Avoiding Mario Tennis: Aces’ Mistakes
Mario Tennis: Aces should and could have been a must-have title that propelled the Switch to new heights for sports fans. Nintendo’s initial foray into first-party sports on its hybrid console had all of the makings to be a huge hit: a varied roster of Nintendo icons, exceptional multiplayer and a fun RPG-style single-player mode.
But the characters were unbalanced and entirely unlocked from the start. New characters were introduced via an oddly timed DLC release that encouraged users to play in monthly tournaments. The adventure mode was a far cry from the RPG mode in the Game Boy Color Mario Tennis and the wonderful Golf Story. Customizable settings were very limited.
Nintendo teased during E3 that Super Smash Bros. Ultimate would be riddled with unlockables that constantly reward players for sinking time into the game.

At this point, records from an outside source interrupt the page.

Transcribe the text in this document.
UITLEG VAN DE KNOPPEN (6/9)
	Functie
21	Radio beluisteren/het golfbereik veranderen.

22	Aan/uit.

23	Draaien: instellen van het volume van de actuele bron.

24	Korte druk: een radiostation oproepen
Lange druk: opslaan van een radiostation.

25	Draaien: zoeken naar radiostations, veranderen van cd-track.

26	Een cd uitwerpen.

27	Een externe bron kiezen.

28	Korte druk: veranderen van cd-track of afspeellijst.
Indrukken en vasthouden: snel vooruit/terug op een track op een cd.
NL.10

Why not do that here? There is no shortage of unused Nintendo stars, environments for courts, and items that could been unlocked to greatly boost replay value. The game’s core tennis game is the same ultra-tense frantic chess match it has always been, but Nintendo missed the mark on what could have been another deep and must-have first-party entry.
Gameplay Over Graphics
The Switch, despite excellent first-party offerings, found itself skipped by a handful of otherwise perennial releases due to limitations and porting pains. WWE 2K18 was so unplayable that 2K is not even bothering with a release this upcoming year. No AAA sports titles will be as perfect on the Switch as they are on other consoles. FIFA 18 may have felt like an older version released for the Switch, but it included Manager Mode, Career Mode and FIFA Ultimate Team while avoiding performance hiccups even in handheld mode. At the very least, It was portable PS3/Xbox 360-era FIFA title. That could very well be the unfortunate route for foreseeable releases, but Switch players would certainly rather have a graphically inferior port than not have a release at all.

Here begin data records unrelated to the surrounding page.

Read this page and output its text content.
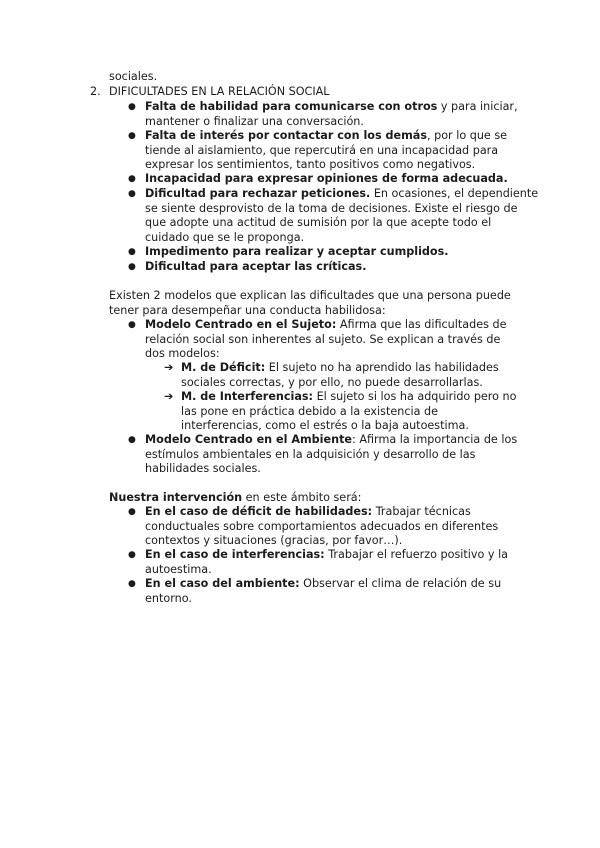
sociales.
2. DIFICULTADES EN LA RELACIÓN SOCIAL
● Falta de habilidad para comunicarse con otros y para iniciar,
mantener o finalizar una conversación.
● Falta de interés por contactar con los demás, por lo que se
tiende al aislamiento, que repercutirá en una incapacidad para
expresar los sentimientos, tanto positivos como negativos.
● Incapacidad para expresar opiniones de forma adecuada.
● Dificultad para rechazar peticiones. En ocasiones, el dependiente
se siente desprovisto de la toma de decisiones. Existe el riesgo de
que adopte una actitud de sumisión por la que acepte todo el
cuidado que se le proponga.
● Impedimento para realizar y aceptar cumplidos.
● Dificultad para aceptar las críticas.
Existen 2 modelos que explican las dificultades que una persona puede
tener para desempeñar una conducta habilidosa:
● Modelo Centrado en el Sujeto: Afirma que las dificultades de
relación social son inherentes al sujeto. Se explican a través de
dos modelos:
➔ M. de Déficit: El sujeto no ha aprendido las habilidades
sociales correctas, y por ello, no puede desarrollarlas.
➔ M. de Interferencias: El sujeto si los ha adquirido pero no
las pone en práctica debido a la existencia de
interferencias, como el estrés o la baja autoestima.
● Modelo Centrado en el Ambiente: Afirma la importancia de los
estímulos ambientales en la adquisición y desarrollo de las
habilidades sociales.
Nuestra intervención en este ámbito será:
● En el caso de déficit de habilidades: Trabajar técnicas
conductuales sobre comportamientos adecuados en diferentes
contextos y situaciones (gracias, por favor…).
● En el caso de interferencias: Trabajar el refuerzo positivo y la
autoestima.
● En el caso del ambiente: Observar el clima de relación de su
entorno.
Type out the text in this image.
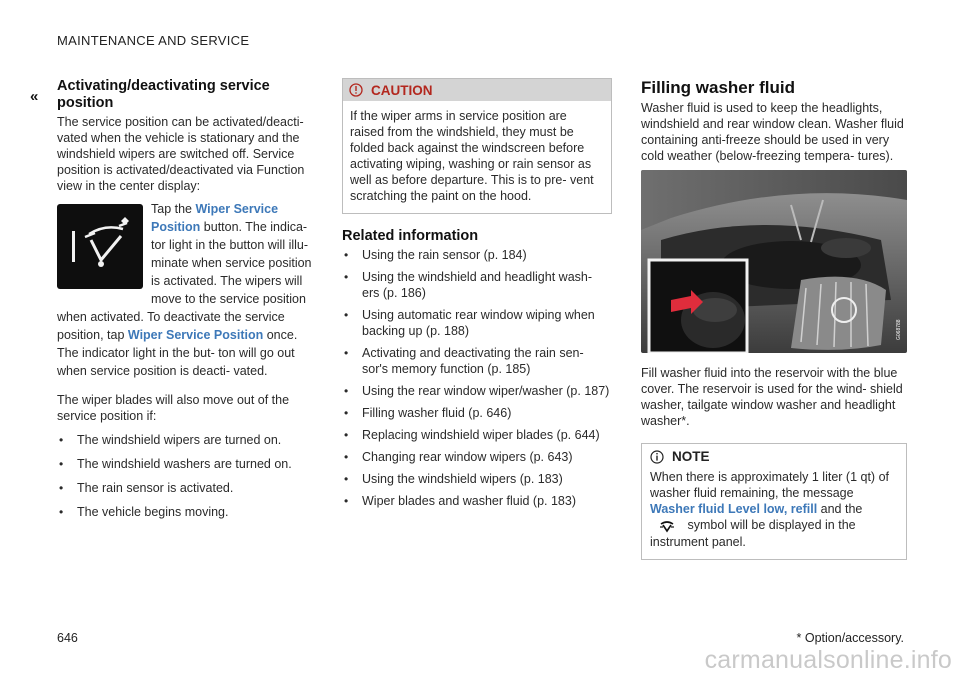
MAINTENANCE AND SERVICE
«
Activating/deactivating service position
The service position can be activated/deacti- vated when the vehicle is stationary and the windshield wipers are switched off. Service position is activated/deactivated via Function view in the center display:
Tap the Wiper Service Position button. The indica- tor light in the button will illu- minate when service position is activated. The wipers will move to the service position when activated. To deactivate the service position, tap Wiper Service Position once. The indicator light in the but- ton will go out when service position is deacti- vated.
The wiper blades will also move out of the service position if:
• The windshield wipers are turned on.
• The windshield washers are turned on.
• The rain sensor is activated.
• The vehicle begins moving.
CAUTION
If the wiper arms in service position are raised from the windshield, they must be folded back against the windscreen before activating wiping, washing or rain sensor as well as before departure. This is to pre- vent scratching the paint on the hood.
Related information
• Using the rain sensor (p. 184)
• Using the windshield and headlight wash- ers (p. 186)
• Using automatic rear window wiping when backing up (p. 188)
• Activating and deactivating the rain sen- sor's memory function (p. 185)
• Using the rear window wiper/washer (p. 187)
• Filling washer fluid (p. 646)
• Replacing windshield wiper blades (p. 644)
• Changing rear window wipers (p. 643)
• Using the windshield wipers (p. 183)
• Wiper blades and washer fluid (p. 183)
Filling washer fluid
Washer fluid is used to keep the headlights, windshield and rear window clean. Washer fluid containing anti-freeze should be used in very cold weather (below-freezing tempera- tures).
G068788
Fill washer fluid into the reservoir with the blue cover. The reservoir is used for the wind- shield washer, tailgate window washer and headlight washer*.
NOTE
When there is approximately 1 liter (1 qt) of washer fluid remaining, the message Washer fluid Level low, refill and the
symbol will be displayed in the instrument panel.
646	* Option/accessory.
carmanualsonline.info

Instead of maximizing the Switch’s power for graphics, developers should make ironing out performance issues a top priority, and stabilize the frame rate and core gameplay. Franchises may take a few years before they are perfect, but that comes with the release of any new system. Consider each sport’s “best ever” titles: ESPN NFL 2K5 and MVP Baseball 2005 look awful compared to today’s games, but their gameplay makes them timeless classics.
An Influx of Indies
Hamster’s Neo Geo titles comprise the bulk of sports titles available on the Nintendo Switch. Plenty of sports are covered (no hockey but we have bowling and robot baseball), but players are understandably left with a longing for more than a port of an arcade game released almost a full 20 years prior. A few sterling indie releases have made their way onto the Switch eShop (such as Golf Story), but the void still feels colossal.

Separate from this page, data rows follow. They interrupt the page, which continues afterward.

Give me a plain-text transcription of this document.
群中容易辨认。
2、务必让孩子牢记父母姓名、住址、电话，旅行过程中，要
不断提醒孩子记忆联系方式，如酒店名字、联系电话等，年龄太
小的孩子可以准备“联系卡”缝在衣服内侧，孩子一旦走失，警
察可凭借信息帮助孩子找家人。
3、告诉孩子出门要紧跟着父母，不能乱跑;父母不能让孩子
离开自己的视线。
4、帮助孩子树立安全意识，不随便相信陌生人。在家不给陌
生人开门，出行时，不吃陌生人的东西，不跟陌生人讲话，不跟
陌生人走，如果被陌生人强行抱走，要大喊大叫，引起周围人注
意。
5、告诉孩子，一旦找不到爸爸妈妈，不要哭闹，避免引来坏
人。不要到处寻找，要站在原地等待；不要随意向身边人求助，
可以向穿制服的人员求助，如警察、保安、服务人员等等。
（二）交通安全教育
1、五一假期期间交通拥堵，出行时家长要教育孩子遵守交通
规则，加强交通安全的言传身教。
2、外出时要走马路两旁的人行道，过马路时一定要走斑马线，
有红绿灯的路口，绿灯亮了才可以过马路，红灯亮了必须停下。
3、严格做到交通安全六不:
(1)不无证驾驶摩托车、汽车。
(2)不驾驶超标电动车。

Nintendo’s very public goal of releasing “20-30 indie games per week” is something to get excited about, especially if local multiplayer masterpieces like SportsFriends find their way to the Switch. Indies are not for everyone and do not scratch the same AAA sports release itch, but an increased host of offerings can quell frustration. The Mutant Football League reboot and Nidhogg 2 are coming this fall, so as a start why can’t The Golf Club 2, Super Mega Baseball 2 or Out of the Park 2018 make their way to the Switch?